Saturday, 25 June 2016

To Die Is To Run Out Of Fuel

Dying is not a sacred duty.  Not all things die (or have sex).  Dying, like sex,  is an evolutionary tool to give a competitive renewal edge to our species.  Dying is running out of fuel.   Re-fuel and live a long time.  It's not immoral, just an opportunity.   Refuelling means cleaning up protein tangles on neurons, refreshing heart muscle with our own stem cells,  re-growing flexible clear eyeballs, taking DNA tweaks. It also means having high integrity data backups.   If you are present holographically in more than one location with avatars and sensing some things as if part of your own body, just who the heck are you, anyway?  And if part goes down, are you still there?      We already know that parts of our body can be gone without the "This is me" part disappearing.  Limbs gone or paralyzed don't stop you from saying "I am".  An ear can go, both eyes can go, the lower jaw can go, but the experience of "I" continues.   Add back in sensations that will be coming in from avatars at remote places where people interact with you.  What have you got?  This question is coming up with uncomfortable answers soon.

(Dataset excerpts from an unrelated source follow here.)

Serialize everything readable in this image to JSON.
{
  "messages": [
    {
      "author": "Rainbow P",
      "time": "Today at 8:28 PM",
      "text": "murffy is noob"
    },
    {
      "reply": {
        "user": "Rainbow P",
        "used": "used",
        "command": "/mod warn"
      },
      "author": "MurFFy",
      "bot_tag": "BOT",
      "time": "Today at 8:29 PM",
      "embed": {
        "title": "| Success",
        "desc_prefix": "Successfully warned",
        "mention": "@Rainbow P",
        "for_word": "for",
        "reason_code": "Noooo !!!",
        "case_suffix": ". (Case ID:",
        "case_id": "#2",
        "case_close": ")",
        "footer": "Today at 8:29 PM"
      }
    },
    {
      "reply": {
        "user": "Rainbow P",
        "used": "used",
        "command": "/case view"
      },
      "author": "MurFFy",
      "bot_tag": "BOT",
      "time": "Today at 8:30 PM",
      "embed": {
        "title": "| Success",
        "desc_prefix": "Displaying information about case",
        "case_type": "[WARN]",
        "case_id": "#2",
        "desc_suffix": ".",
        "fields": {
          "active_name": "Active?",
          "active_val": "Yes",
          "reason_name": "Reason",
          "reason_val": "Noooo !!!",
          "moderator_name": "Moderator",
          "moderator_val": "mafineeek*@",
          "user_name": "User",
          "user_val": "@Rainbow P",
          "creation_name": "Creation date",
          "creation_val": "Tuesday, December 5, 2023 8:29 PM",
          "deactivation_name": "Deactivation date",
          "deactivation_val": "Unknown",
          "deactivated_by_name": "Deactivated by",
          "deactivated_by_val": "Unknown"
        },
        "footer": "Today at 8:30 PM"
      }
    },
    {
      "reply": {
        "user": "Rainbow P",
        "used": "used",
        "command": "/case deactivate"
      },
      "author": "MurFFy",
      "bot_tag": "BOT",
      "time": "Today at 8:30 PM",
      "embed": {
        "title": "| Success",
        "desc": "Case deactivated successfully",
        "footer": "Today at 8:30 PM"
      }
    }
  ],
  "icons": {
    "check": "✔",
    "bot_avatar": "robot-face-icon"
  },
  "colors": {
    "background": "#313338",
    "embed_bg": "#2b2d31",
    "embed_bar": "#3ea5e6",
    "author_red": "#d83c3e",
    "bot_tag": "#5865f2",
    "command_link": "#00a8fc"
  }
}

I should have taken the DNA tweak package
on my 120th birthday.
Death has been treated like religion because up until now you could count on it, plan your life around it, and couldn't skip it.  I think it's becoming optional for some, to be replaced by a balance sheet of how much stuff you have in the world that's working and how much is not.

1 comment:

  1. An "avatar" which is the final proxy representative could well be a copy with the illusion of having your past. An old Star Trek plot, in which the First Officer has two come out of the Transporter at different locations, comes to mind. Both are certain they are the "real" version.

    In the end, you can't believe any avatar's assertions of identity.

    Prove you don't die nightly, and awake with such an illusion.